Run index selection evaluation for the TPC-H benchmark:

  • python3 -m selection benchmark_results/tpch_wo_2_17_20/config.json (If the last parameter is omitted, the default config example_configs/config.json is used)

Run tests:

  • python3 -m unittest discover tests

Get coverage:

coverage run --source=selection -m unittest discover tests/
coverage html
open htmlcov/index.html

Extensibility

Adding new/custom workloads

  • Create a new folder in custom_workloads/ and place SQL text files in there. See, for example, custom_worloads/example or custom_worloads/Custom_vldb.
  • Create a corresponding configuration file that references this folder (JSON key "benchmark_name"), the database to use (JSON key "database_name"), and query files to include (JSON key "queries"). See, for example, example_configs/config_custom.json or example_configs/config_custom_vldb.json.

Adding a new algorithm:

  • Create a new algorithm class, based on selection/algorithms/example_algorithm.py

    Algorithms can use the provided Workload information and cost estimation interface.

    For example, (within a SelectionAlgorithm) the following code would estimate the cost for each workload query without indexes:

    query_costs_without_indexes = {}
    for query in workload.queries:
        query_costs_without_indexes[query] = self.cost_evaluation.calculate_cost(
            Workload([query]), set()
        )
    
  • Add algorithm class name in selection/index_selection_evaluation.py to this dictionary:

ALGORITHMS = {'extend': ExtendAlgorithm,
              'drop': DropHeuristicAlgorithm}
  • Create or adjust configuration files

Supporting a new database system:

The platform and algorithms support different database systems by using the DatabaseConnector interface, also indirectly via the CostEvaluation interface.

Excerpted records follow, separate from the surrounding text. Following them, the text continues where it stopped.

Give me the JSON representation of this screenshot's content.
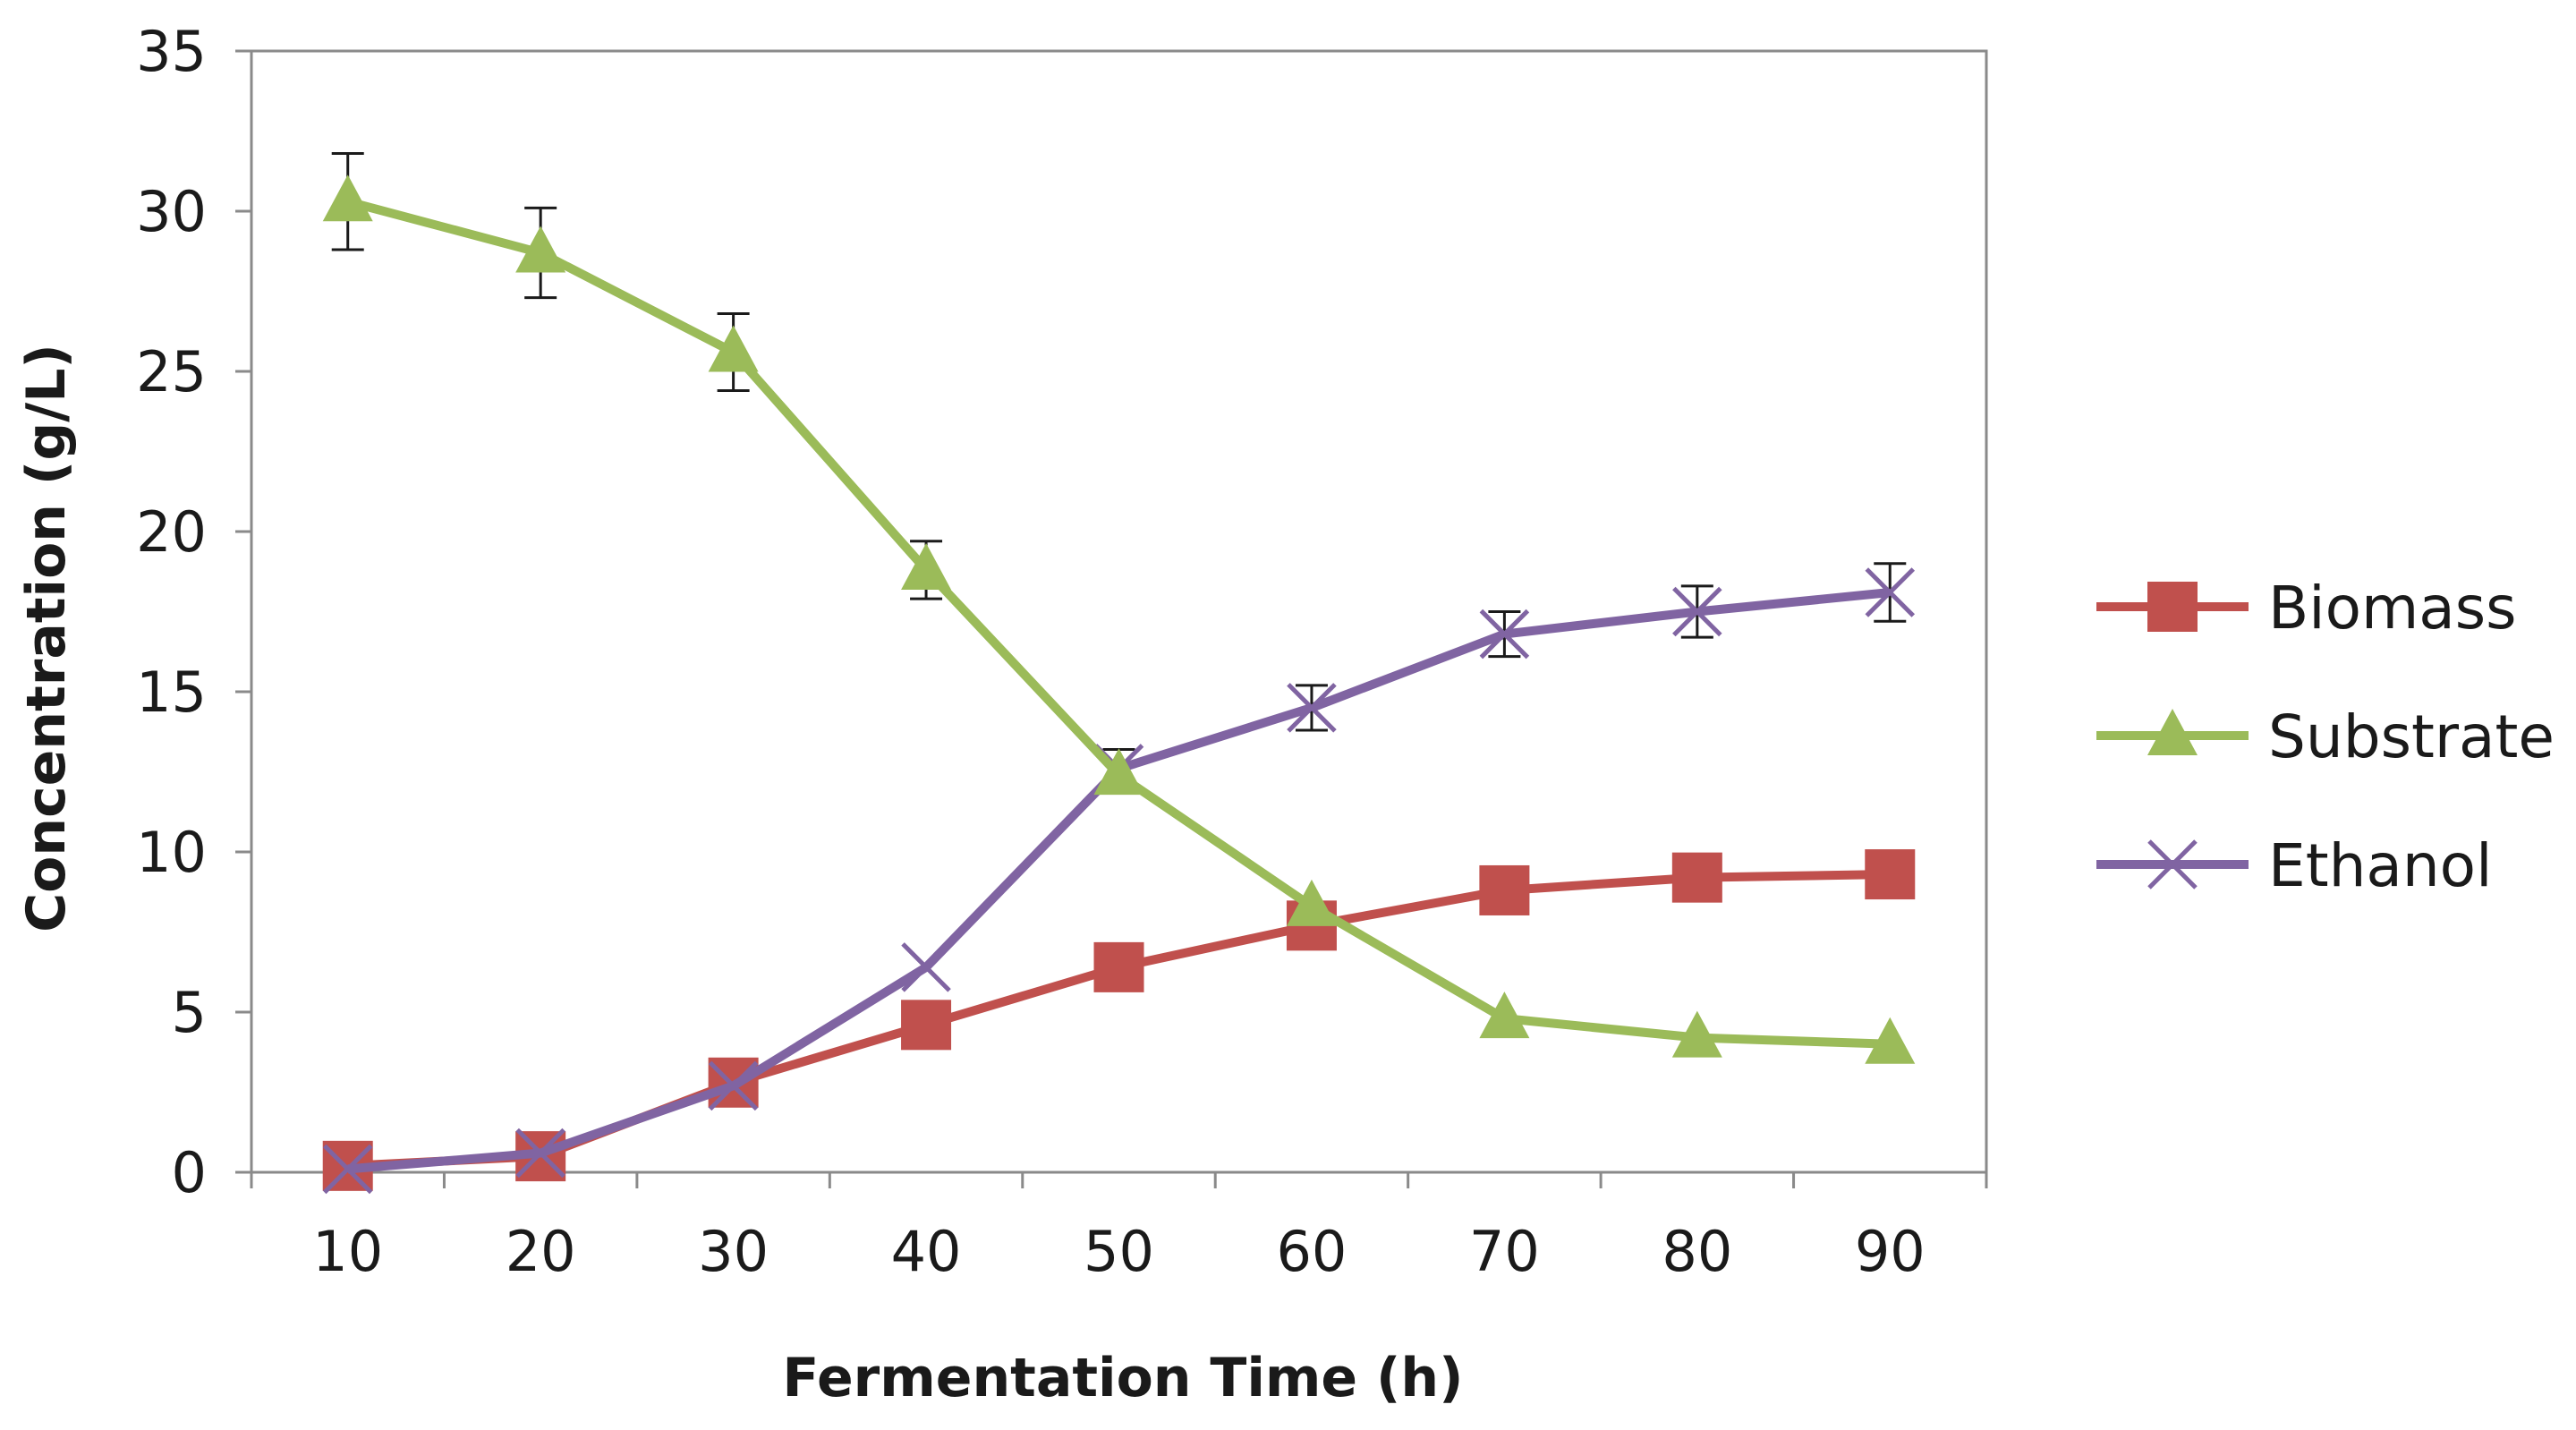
{
  "chart_data": {
    "type": "line",
    "title": "",
    "xlabel": "Fermentation Time (h)",
    "ylabel": "Concentration (g/L)",
    "categories": [
      "10",
      "20",
      "30",
      "40",
      "50",
      "60",
      "70",
      "80",
      "90"
    ],
    "ylim": [
      0,
      35
    ],
    "yticks": [
      "0",
      "5",
      "10",
      "15",
      "20",
      "25",
      "30",
      "35"
    ],
    "grid": false,
    "legend_position": "right",
    "series": [
      {
        "name": "Biomass",
        "color": "#c0504d",
        "marker": "square",
        "values": [
          0.2,
          0.5,
          2.8,
          4.6,
          6.4,
          7.7,
          8.8,
          9.2,
          9.3
        ],
        "errors": []
      },
      {
        "name": "Substrate",
        "color": "#9bbb59",
        "marker": "triangle",
        "values": [
          30.3,
          28.7,
          25.6,
          18.8,
          12.4,
          8.3,
          4.8,
          4.2,
          4.0
        ],
        "errors": [
          1.5,
          1.4,
          1.2,
          0.9,
          0,
          0,
          0,
          0,
          0
        ]
      },
      {
        "name": "Ethanol",
        "color": "#8064a2",
        "marker": "x",
        "values": [
          0.1,
          0.6,
          2.7,
          6.4,
          12.6,
          14.5,
          16.8,
          17.5,
          18.1
        ],
        "errors": [
          0,
          0,
          0,
          0,
          0.6,
          0.7,
          0.7,
          0.8,
          0.9
        ]
      }
    ]
  }
}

A new database connector class must be added for a new system.

Formatting and Linting

The code can be automatically formatted and linted by calling ./scripts/format.sh and ./scripts/lint.sh from the main folder.

References

[1] (Drop): Kyu-Young Whang: Index Selection in Relational Databases. FODO 1985: 487-500

[2] (AutoAdmin): Surajit Chaudhuri, Vivek R. Narasayya: An Efficient Cost-Driven Index Selection Tool for Microsoft SQL Server. VLDB 1997: 146-155

[3] (DB2Advis): Gary Valentin, Michael Zuliani, Daniel C. Zilio, Guy M. Lohman, Alan Skelley: DB2 Advisor: An Optimizer Smart Enough to Recommend Its Own Indexes. ICDE 2000: 101-110

[4] (Relaxation): Nicolas Bruno, Surajit Chaudhuri: Automatic Physical Database Tuning: A Relaxation-based Approach. SIGMOD Conference 2005: 227-238

[5] (CoPhy): Debabrata Dash, Neoklis Polyzotis, Anastasia Ailamaki: CoPhy: A Scalable, Portable, and Interactive Index Advisor for Large Workloads. Proc. VLDB Endow. 4(6): 362-372 (2011)

[6] (Dexter): Andrew Kane: https://medium.com/@ankane/introducing-dexter-the-automatic-indexer-for-postgres-5f8fa8b28f27

[7] (Extend): Rainer Schlosser, Jan Kossmann, Martin Boissier: Efficient Scalable Multi-attribute Index Selection Using Recursive Strategies. ICDE 2019: 1238-1249

[8] (Anytime): Not published yet. DTA documentation: https://docs.microsoft.com/de-de/sql/tools/dta/dta-utility?view=sql-server-ver15

Acknowledgements

We thank S. Chaudhuri, V. Narasayya, J. Rouhaud, A. Sharma, and D. Zilio for support, detailed answers, providing source code, and bug fixes.